VI. mit der Ausdünnung des Netztes der Transplantationszentren geht einher, dass die Gefahr besteht, dass aufgrund der Entfernung Patientinnen und Patienten nicht mehr vorgestellt werden und somit nicht auf den für sie richtigen Behandlungspfad gelangen.
VII. dass Transplantationszentren in anderen Bundesländern trotz Nichterreichung der Mindestvorgaben größtenteils Ausnahmegenehmigungen erhalten haben und mit großer Wahrscheinlichkeit auch weiter erhalten.
2. Der Sozialausschuss appelliert an den zuständigen Gemeinsamen Bundesausschuss, bei der Entscheidung über Mindestmengen und Ausnahmegenehmigungen die besonderen Gegebenheiten der medizinischen Versorgung im ländlichen Raum und die jeweiligen Strukturen vor Ort stärker zu berücksichtigen sowie weitere Qualitätskriterien einzubeziehen.
3. Der Sozialausschuss bestärkt die Landesregierung in ihren Aktivitäten, Ausnahmegenehmigungen bei den Mindestmengen-Entscheidungen zu erwirken. Darüber hinaus unterstützt der Sozialausschuss Maßnahmen der Landesregierung auf Bundesebene, die eine stärkere Berücksichtigung des ländlichen Raumes bei Mindestmengen-Entscheidungen zum Ziel haben.
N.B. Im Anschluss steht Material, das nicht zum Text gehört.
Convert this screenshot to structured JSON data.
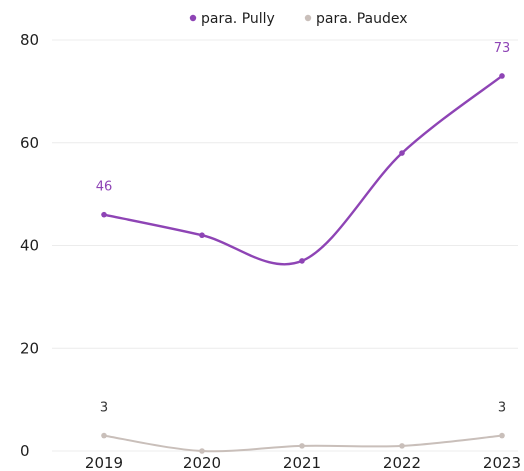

4. Der Sozialausschuss bittet die Landesregierung, gemeinsam mit den beteiligten Akteuren zu prüfen, welche Gründe es für den hohen Anteil an Operationen in anderen, insbesondere angrenzenden Bundesländern für die in Rede stehenden Operationen gibt und gegebenenfalls erforderliche Maßnahmen abzuleiten, die die Kliniken in MV ergreifen könnten, um potentielle Patientinnen und Patienten für die Durchführung der Operation in Mecklenburg-Vorpommern zu gewinnen.